California utility customers installed 245 megawatts of solar panels in 2011 and have already added more than 315 megawatts this year, according to the California Solar Initiative, a state program to encourage rooftop energy systems.

Installations of U.S. residential and commercial solar systems totaled about 1,050 megawatts in the first three quarters of the year, according to the Solar Energy Industries Association, compared with about 1,100 for all of 2011.

‘Important Tool’

That growth has been driven, in part, by net metering, said Eran Mahrer, vice president of utility strategy at the Washington-based Solar Electric Power Association.

The policy “has been the most important tool,” he said in an interview. “There’s a lot of debate about what is fair. The caps provide a checkpoint where regulators and utilities can stop and revisit the effects.”

The growth is also driving efforts to raise net-metering caps. California revised the way it calculates its limit in May, effectively doubling to about 5 gigawatts the amount of solar energy that state utilities must purchase.

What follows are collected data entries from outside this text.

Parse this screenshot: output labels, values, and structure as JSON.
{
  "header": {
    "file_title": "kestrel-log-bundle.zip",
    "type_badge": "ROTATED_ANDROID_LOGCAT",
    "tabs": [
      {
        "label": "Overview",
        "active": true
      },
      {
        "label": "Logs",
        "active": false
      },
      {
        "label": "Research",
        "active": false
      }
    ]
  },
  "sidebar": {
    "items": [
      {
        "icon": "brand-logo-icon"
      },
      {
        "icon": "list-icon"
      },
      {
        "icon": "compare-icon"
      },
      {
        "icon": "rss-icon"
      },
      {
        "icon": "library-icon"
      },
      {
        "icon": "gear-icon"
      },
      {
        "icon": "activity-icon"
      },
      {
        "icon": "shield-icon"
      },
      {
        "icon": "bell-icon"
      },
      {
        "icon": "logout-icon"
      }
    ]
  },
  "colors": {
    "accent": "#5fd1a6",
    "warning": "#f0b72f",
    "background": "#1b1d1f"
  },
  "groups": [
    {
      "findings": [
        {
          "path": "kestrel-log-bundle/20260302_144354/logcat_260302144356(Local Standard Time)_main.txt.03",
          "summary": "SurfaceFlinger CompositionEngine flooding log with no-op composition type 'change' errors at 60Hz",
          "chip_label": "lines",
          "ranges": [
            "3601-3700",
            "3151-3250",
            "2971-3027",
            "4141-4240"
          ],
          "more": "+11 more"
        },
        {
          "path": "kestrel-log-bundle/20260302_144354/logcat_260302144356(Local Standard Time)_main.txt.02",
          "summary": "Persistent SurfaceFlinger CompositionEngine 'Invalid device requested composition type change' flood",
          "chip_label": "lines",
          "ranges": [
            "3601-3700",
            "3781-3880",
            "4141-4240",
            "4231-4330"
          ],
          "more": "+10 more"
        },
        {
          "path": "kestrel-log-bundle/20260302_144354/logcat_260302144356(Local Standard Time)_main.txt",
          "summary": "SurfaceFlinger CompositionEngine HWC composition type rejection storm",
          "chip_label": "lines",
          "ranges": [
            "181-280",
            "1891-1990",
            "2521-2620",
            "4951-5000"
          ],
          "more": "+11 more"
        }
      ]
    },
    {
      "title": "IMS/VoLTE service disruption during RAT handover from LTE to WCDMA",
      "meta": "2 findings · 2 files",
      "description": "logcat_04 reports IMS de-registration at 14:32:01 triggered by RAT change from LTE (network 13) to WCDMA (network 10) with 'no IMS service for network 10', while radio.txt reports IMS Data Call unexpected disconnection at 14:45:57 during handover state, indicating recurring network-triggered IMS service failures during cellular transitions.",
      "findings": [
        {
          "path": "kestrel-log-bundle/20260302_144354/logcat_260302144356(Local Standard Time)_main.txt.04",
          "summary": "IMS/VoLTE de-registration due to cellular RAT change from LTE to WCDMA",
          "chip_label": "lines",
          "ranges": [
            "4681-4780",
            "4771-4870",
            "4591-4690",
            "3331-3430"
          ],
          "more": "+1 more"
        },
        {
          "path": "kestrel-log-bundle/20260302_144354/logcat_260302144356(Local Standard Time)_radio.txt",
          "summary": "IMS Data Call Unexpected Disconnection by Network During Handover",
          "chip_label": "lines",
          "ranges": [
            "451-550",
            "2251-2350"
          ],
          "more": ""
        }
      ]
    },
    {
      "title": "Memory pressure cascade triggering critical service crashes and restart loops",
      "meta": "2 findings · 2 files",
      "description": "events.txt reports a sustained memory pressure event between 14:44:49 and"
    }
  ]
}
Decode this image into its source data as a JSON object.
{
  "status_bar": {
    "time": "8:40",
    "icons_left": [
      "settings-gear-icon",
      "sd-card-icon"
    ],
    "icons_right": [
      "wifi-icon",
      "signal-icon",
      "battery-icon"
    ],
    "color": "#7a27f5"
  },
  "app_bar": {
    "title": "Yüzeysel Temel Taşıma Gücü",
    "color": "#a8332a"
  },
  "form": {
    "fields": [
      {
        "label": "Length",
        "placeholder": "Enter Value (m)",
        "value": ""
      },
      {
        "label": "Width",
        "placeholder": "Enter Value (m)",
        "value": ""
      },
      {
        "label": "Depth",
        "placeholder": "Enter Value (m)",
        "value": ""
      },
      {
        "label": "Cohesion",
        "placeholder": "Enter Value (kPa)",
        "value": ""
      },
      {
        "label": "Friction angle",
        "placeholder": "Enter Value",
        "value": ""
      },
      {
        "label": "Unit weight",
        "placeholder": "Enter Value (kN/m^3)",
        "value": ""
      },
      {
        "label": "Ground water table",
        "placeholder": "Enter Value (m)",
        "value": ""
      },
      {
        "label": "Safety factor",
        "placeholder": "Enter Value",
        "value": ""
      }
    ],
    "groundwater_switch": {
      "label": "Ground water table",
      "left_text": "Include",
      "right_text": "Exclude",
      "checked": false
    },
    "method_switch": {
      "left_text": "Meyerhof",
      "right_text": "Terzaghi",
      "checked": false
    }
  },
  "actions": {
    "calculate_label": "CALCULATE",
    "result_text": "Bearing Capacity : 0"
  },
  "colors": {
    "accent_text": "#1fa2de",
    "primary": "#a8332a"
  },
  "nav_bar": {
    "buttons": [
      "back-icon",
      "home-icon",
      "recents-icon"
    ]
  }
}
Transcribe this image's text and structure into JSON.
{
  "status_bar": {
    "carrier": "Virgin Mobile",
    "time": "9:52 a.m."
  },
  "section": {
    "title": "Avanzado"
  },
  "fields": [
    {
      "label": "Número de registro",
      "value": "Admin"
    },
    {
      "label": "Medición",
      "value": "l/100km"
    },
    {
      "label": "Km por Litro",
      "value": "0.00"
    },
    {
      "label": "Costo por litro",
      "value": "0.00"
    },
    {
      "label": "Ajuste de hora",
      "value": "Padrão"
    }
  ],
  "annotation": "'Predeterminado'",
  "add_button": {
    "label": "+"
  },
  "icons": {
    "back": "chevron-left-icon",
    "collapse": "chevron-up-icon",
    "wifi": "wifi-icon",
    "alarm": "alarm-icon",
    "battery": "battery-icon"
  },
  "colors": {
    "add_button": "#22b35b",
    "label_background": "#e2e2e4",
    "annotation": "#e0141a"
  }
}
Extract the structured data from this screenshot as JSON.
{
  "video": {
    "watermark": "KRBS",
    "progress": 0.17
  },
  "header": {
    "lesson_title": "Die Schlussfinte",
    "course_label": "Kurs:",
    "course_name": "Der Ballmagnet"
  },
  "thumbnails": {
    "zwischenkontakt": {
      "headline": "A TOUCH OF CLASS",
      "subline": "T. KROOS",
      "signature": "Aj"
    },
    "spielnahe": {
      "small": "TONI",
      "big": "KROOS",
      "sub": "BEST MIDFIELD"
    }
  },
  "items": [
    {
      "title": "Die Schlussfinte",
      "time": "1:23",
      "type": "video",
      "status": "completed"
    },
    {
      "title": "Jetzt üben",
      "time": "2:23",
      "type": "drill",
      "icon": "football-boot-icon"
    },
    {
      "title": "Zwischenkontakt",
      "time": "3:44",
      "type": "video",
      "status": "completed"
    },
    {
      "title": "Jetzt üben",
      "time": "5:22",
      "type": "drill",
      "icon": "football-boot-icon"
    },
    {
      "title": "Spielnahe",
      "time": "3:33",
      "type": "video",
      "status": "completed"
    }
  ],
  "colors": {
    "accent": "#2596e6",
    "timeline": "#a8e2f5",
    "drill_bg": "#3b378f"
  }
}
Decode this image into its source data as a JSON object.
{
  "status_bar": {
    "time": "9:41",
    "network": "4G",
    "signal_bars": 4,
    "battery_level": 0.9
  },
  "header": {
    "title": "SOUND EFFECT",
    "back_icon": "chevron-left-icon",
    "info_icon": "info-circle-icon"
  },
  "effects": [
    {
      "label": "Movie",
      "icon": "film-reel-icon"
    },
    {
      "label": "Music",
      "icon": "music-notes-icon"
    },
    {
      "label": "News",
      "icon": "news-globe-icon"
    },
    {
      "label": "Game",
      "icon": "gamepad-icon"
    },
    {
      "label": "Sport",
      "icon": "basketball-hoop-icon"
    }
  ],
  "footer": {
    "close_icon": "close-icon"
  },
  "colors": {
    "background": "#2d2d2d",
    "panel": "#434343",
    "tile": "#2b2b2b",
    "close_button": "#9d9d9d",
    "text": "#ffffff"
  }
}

California utilities oppose efforts to expand net-metering programs. Solar customers, who typically sell power to the grid when the sun is shining and use the income to offset charges for using electricity at night or on cloudy days, “are just using our system as a storage device,” said Jazayeri. “They should pay something for that service.”

Rejected Fee

So far, regulators haven’t been sympathetic to utilities’ complaints about rooftop solar power. The California Public Utilities Commission rejected in January San Diego Gas’s request to impose a “network use charge” that would have added a fee to customers with rooftop solar panels.

And solar developers say rooftop systems actually benefit the power grid by providing power during the hottest parts of the day. That eases stress on wires and transformers and helps utilities defer maintenance and upgrades, said Todd Pedersen, chief executive officer of Blackstone Group LP’s Vivint Inc., which installs residential solar.

“We need an honest cost-benefit analysis of adding distributed solar to the grid,” Pedersen said in an interview in New York. “It’s in everyone’s interest to resolve this now because I see no signs of slowing as solar becomes cheaper than the utilities in most states.”

Cap Surpassed

In New Jersey, the second-largest solar state, utilities had connected 689 megawatts of net-metered solar power to the grid as of Aug. 31, about 3.6 percent of the state’s 19,000 megawatts of peak demand.

That exceeds the state’s 2.5 percent limit, so state regulators may now authorize utilities to stop accepting requests for grid connections. They haven’t yet, partly because New Jersey power companies are required to get 4.1 percent of their electricity from sunlight in 2027 and promoting rooftop solar through net-metering programs will help them reach that goal even if it reduces revenue, the agency said in an e-mail.

People in other countries are protesting higher rates stemming from net-metering programs. In Germany, the world’s largest market, Chancellor Angela Merkel is facing a backlash against higher power bills related to renewable energy. Grid fees will boost household bills an average of 10 percent next year, according to industry analyst Verivox.

‘Not Sustainable’

Permitting net-metering programs to grow indefinitely is “not sustainable,” said California State Assemblyman Steven Bradford, an assembly member from the state’s 51st district in Los Angeles. He wrote legislation that was approved in August requiring the state to conduct a detailed study on the economic impact of rooftop panels before making any additional changes to the cap. He expects the study to show net metering has a negative impact on utilities and customers who don’t have solar systems.

“You can’t purchase wholesale power at retail prices and not affect your bottom line,” Bradford said in an interview. “Utilities are seeing it already.”

He said rooftop solar is becoming a significant burden to both utilities and consumers, especially the poor who can’t install panels. “Additional costs – and we’re talking about $1 billion in the aggregate – will disproportionately hit people on fixed incomes.”